И на следующий день он посадил Внука к себе на колени и сказал ему:
- Ну, поехали!
…ох и замечательная это получилась поездка! Сначала на полу вокруг кресла появились волны, а потом повсюду, куда хватало глаз, заплескалось море. Оказывается, Дедушка происходил из семьи мореплавателя. Кто такие "мореплаватели", Внуку было не очень понятно, но вроде бы те‑кто‑плавал‑по‑морю. Не то чтобы рыболовы или, скажем, купцы - они так ведь и назывались: "рыболовы" или "купцы"… а - мореплаватели. Великие, стало быть, путешественники, первооткрыватели неизвестных земель. Они мореплавали и прокладывали новые пути по морю, по которым впоследствии их потомки дальше мореплавали. Опасными были такие мореплавания: морей ведь в далёкие времена никто как следует не знал! А значит, могло случиться и случалось всякое: то пиратский корабль налетал невесть откуда - и пираты прыгали на палубу, отбирая у путешественников подзорные трубы, компасы и карты, то морские чудовища выплывали из пучины и сталкивались с кораблём - тогда приходилось срочно латать пробоины в обшивке, а то и шторм начинал трепать судно, так и норовя закинуть его на рифы! Но отважно шли вперёд мореплаватели, прокладывая всё новые и новые пути… как, например, и на сей раз: на сей раз во время мореплавания Дедушка с Внуком открыли Новую Землю!

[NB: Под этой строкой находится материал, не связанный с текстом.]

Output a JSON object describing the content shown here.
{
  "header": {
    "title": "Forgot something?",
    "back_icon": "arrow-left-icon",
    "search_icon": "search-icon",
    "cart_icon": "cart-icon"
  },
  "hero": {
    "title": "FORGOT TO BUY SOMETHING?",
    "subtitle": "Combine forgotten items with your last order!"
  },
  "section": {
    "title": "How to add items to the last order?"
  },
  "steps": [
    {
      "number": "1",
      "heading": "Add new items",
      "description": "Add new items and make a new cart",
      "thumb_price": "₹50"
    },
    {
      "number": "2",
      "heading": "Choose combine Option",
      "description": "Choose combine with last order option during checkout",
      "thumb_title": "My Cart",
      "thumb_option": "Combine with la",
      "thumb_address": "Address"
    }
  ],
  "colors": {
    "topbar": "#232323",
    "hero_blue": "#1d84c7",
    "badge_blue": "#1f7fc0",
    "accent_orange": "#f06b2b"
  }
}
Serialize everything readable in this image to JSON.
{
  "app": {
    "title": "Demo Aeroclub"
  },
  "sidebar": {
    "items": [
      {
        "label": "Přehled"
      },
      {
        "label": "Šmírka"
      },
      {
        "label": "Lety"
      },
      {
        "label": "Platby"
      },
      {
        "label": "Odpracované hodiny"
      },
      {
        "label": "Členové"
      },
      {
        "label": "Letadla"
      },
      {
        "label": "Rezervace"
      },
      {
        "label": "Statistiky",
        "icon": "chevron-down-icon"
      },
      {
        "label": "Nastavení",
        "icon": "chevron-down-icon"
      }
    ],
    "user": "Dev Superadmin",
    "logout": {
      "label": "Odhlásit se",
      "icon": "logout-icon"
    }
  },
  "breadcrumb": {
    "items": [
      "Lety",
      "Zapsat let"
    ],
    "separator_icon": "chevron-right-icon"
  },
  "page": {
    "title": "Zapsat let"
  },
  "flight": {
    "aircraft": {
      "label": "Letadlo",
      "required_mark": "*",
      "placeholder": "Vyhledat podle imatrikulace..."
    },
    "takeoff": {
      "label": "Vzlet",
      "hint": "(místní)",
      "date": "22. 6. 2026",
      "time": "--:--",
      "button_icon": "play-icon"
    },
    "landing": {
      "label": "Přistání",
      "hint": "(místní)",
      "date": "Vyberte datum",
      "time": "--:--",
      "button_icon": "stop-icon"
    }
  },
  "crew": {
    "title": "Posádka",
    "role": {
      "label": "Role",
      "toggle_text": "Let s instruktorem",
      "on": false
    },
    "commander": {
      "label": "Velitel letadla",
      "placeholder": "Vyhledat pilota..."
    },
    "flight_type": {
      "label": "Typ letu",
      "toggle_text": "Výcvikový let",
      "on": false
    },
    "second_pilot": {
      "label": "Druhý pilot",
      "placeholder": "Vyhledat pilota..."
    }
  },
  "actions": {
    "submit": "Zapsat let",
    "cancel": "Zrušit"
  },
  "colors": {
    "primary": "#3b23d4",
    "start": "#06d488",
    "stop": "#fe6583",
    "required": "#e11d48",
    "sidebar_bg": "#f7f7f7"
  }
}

И, конечно, опоздали к обеду, а вернулись все в солёных морских брызгах, пропахшие рыбой и водорослями, - поэтому их сначала отправили мыться и только потом накормили щавелевым супом и котлетами по‑полтавски.

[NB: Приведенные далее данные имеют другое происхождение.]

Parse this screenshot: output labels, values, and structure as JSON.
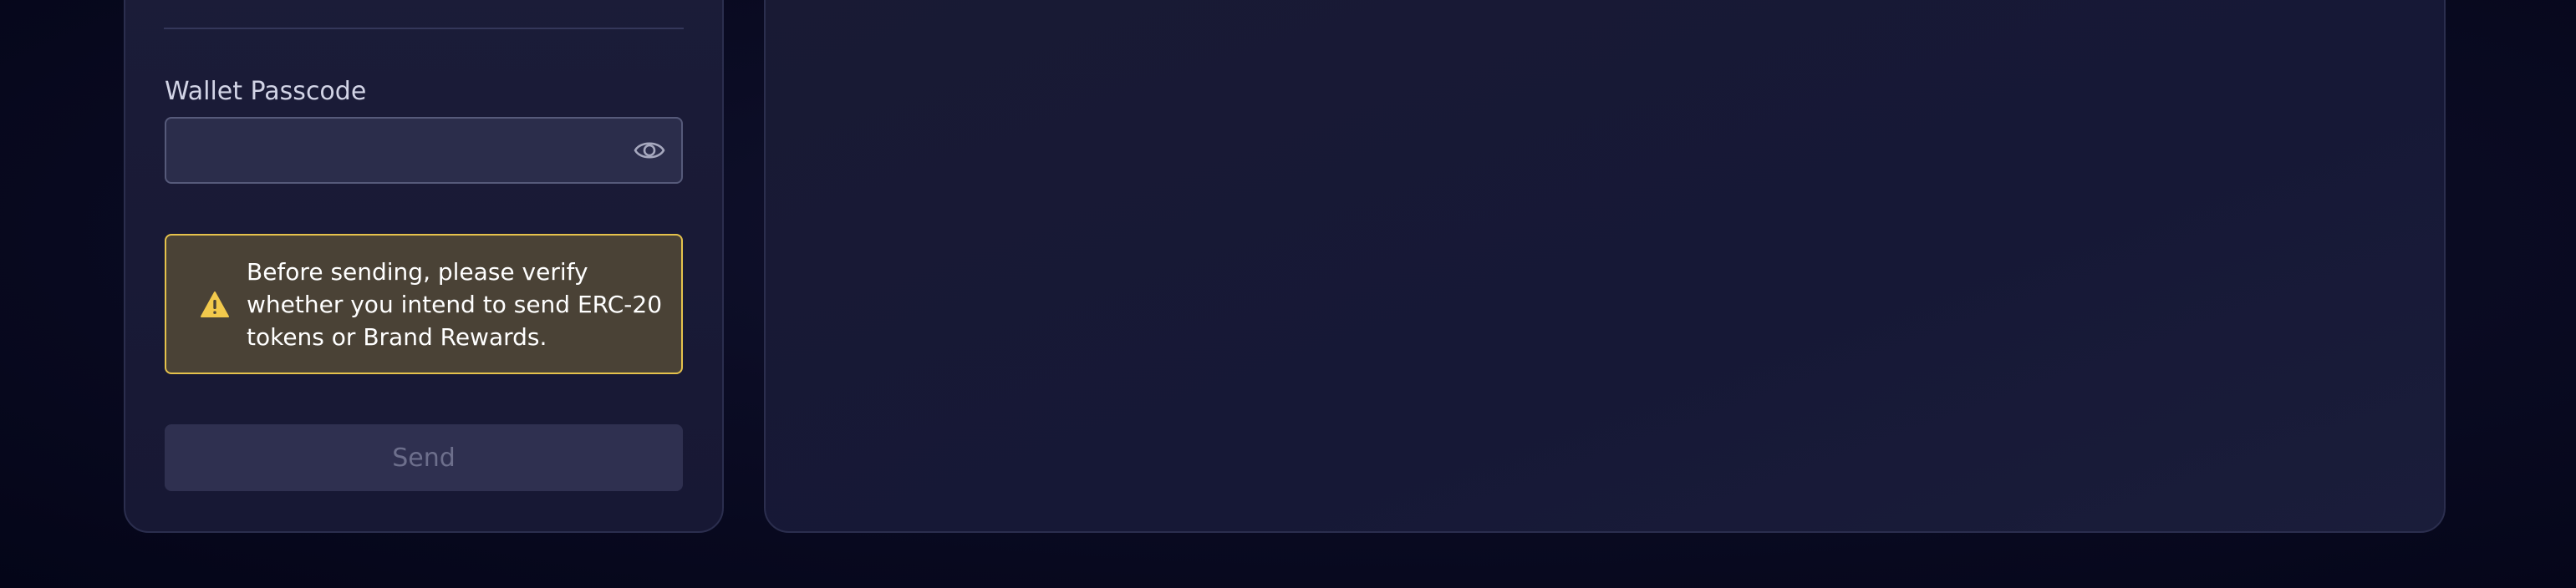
{
  "wallet_form": {
    "passcode_label": "Wallet Passcode",
    "passcode_value": "",
    "passcode_placeholder": "",
    "warning_text": "Before sending, please verify whether you intend to send ERC-20 tokens or Brand Rewards.",
    "send_label": "Send"
  },
  "icons": {
    "visibility_toggle": "eye-icon",
    "warning": "warning-triangle-icon"
  },
  "colors": {
    "warning_border": "#e5c24c",
    "warning_icon": "#f2c94c",
    "warning_background": "#4a4236",
    "send_disabled_background": "#2f3050",
    "send_disabled_text": "#6d6f8c"
  }
}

- Дедушка, я теперь всегда с тобой мореплаватъ буду: ты, смотри, следи за тем, чтобы тебя одного, без меня, никуда не уносило, - после обеда сказал Дедушке Внук.

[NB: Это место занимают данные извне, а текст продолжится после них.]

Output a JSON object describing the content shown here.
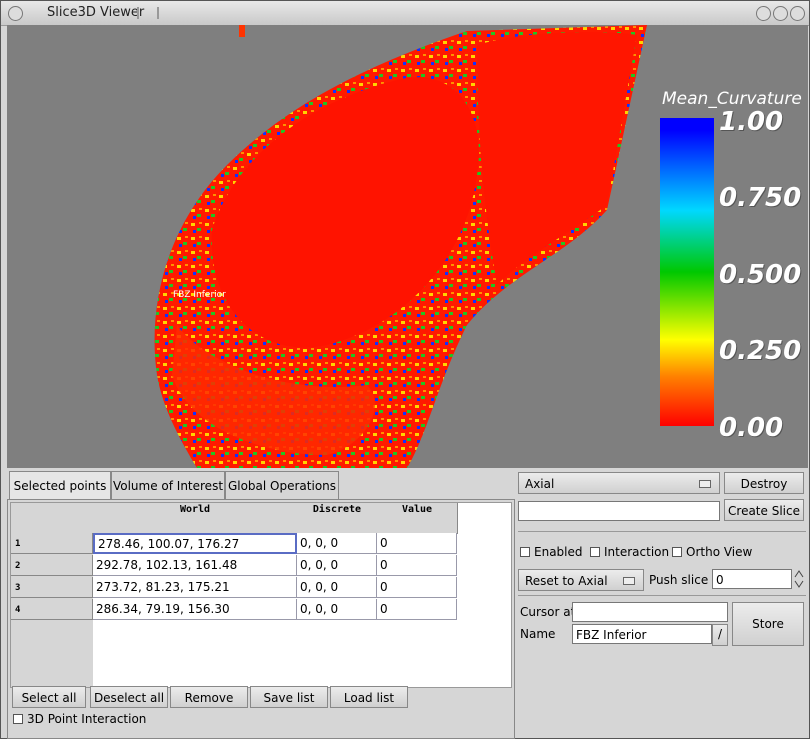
{
  "window": {
    "title": "Slice3D Viewer"
  },
  "viewport": {
    "colorbar_title": "Mean_Curvature",
    "colorbar_ticks": [
      "1.00",
      "0.750",
      "0.500",
      "0.250",
      "0.00"
    ],
    "landmark_label": "FBZ Inferior"
  },
  "tabs": [
    "Selected points",
    "Volume of Interest",
    "Global Operations"
  ],
  "table": {
    "columns": [
      "World",
      "Discrete",
      "Value"
    ],
    "rows": [
      {
        "id": "1",
        "world": "278.46, 100.07, 176.27",
        "discrete": "0, 0, 0",
        "value": "0"
      },
      {
        "id": "2",
        "world": "292.78, 102.13, 161.48",
        "discrete": "0, 0, 0",
        "value": "0"
      },
      {
        "id": "3",
        "world": "273.72, 81.23, 175.21",
        "discrete": "0, 0, 0",
        "value": "0"
      },
      {
        "id": "4",
        "world": "286.34, 79.19, 156.30",
        "discrete": "0, 0, 0",
        "value": "0"
      }
    ]
  },
  "buttons": {
    "select_all": "Select all",
    "deselect_all": "Deselect all",
    "remove": "Remove",
    "save_list": "Save list",
    "load_list": "Load list"
  },
  "point_interaction_label": "3D Point Interaction",
  "right": {
    "orientation_value": "Axial",
    "destroy_slice": "Destroy Slice",
    "create_slice": "Create Slice",
    "slice_name_value": "",
    "enabled_label": "Enabled",
    "interaction_label": "Interaction",
    "ortho_label": "Ortho View",
    "reset_value": "Reset to Axial",
    "push_slice_label": "Push slice",
    "push_slice_value": "0",
    "cursor_label": "Cursor at",
    "cursor_value": "",
    "name_label": "Name",
    "name_value": "FBZ Inferior",
    "store": "Store"
  }
}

Но Дедушка вдруг стал совсем серьёзным и ответил:
- К сожалению, я тебя не во всякое путешествие с собой взять могу. Есть путешествия очень опасные - и они только для дедушек, но никак не для внуков.
С этими странными словами он задремал в своем Плетёном Кресле‑Качалке - и Внуку пришлось оставить его в покое, потому что Папа так и сказал, зайдя на веранду:
- Оставь‑ка ты Дедушку в покое: пусть он поспит после обеда. Когда такое говорят, внукам, понятное дело, становится обидно. Так и случилось.
А когда, отобидевшись, Внук вернулся на веранду, Плетёное Кресло‑Качалка ещё раскачивалось в разные стороны, да самого‑то Дедушки в нём уже не было. И сколько потом ни звали его сначала к обеду, а после к чаю, он так и не появился. И тогда все заплакали и поняли, что Дедушка опоздал навсегда. Только Внук не заплакал, а изо всех сил стал стараться взрослеть и повзрослел так быстро, что никто и глазом моргнуть не успел. А потом вдруг как‑то взял да и опоздал к обеду на целых два часа… его и ждать‑то почти перестали.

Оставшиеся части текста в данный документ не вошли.